Selon un décompte établi auprès des hôpitaux par des agences de presse, au mois 90 personnes ont été tuées. Mais le bilan pourrait être beaucoup plus lourd. Une source médicale de l'hôpital Ignace Deen de Conakry, citée par l'AFP, affirme que des camions militaires sont venus pour “ramasser des dizaines de corps et les emmener vers une destination inconnue”. Un membre de la Croix-Rouge locale évoque “la volonté des militaires de dissimuler les corps des victimes”. Ce ne serait pas une première : en 2007, aucune enquête locale sérieuse n'avait établi les circonstances et les responsabilités des responsables des tueries.

Choquée par la violence subite de la répression de lundi, l'opposition redoute la suite des événements. “C'est un tournant. Le pays est devenu ingouvernable alors que les gens ont montré leur détermination : ils sortent de plus de quarante ans de dictature militaire (des présidents Sékou Touré puis Lansana Conté). Ils n'en veulent plus”, explique Boubacar Biro Barry, conseiller à l'Intercentrale syndicale guinéenne.

Plus que jamais, l'opposition exige que les militaires mettent au plus vite un terme à cette transition, devenue de moins en moins démocratique, conduite par la junte militaire du Conseil national pour la démocratie et le développement (CNDD). Les opposants unis essentiellement par “l'anti-Dadis” réclament l'organisation d'une élection présidentielle libre et démocratique. Ce serait une première dans l'histoire de ce pays devenu indépendant de la France en 1958.

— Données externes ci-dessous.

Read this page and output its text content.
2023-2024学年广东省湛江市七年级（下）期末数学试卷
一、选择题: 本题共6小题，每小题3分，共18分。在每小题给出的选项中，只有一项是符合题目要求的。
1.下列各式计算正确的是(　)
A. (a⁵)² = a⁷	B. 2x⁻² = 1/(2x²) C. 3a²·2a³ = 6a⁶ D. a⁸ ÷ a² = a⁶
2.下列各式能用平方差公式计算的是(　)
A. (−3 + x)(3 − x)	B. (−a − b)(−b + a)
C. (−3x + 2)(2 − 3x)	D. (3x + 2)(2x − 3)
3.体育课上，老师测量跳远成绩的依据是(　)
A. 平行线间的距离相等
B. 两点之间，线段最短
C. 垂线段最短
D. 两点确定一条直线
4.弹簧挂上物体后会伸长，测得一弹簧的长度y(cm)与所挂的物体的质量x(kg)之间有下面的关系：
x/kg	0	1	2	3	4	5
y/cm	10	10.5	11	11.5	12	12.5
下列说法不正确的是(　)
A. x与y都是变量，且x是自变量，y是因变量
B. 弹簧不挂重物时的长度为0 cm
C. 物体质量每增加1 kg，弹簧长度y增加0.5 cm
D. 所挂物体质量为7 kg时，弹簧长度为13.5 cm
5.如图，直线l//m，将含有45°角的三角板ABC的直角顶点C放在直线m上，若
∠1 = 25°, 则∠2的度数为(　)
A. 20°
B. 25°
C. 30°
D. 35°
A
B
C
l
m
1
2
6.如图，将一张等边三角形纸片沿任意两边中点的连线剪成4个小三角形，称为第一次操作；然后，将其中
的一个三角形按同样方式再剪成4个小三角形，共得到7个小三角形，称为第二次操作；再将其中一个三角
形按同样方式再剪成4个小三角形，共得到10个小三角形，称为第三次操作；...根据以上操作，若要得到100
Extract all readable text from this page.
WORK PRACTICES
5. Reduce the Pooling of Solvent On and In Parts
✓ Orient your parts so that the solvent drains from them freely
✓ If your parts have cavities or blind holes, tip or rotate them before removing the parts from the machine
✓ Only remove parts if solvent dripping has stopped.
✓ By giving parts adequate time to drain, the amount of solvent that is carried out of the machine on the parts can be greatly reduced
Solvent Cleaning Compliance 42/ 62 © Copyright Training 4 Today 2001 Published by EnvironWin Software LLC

Mais, mardi matin, Dadis Camara laissait toujours planer le doute sur son éventuelle candidature. Il a annoncé vouloir organiser une tournée de “toutes les préfectures du pays” pour sonder le coeur des Guinéens. “Une partie d'entre eux veulent le ‘président Dadis’, d'autres non. C'est la démocratie”, a-t-il expliqué. Mais pour l'opposition, cette “démocratie” sortie des casernes, entachée de la tuerie de lundi, porte surtout les ferments d'une guerre civile.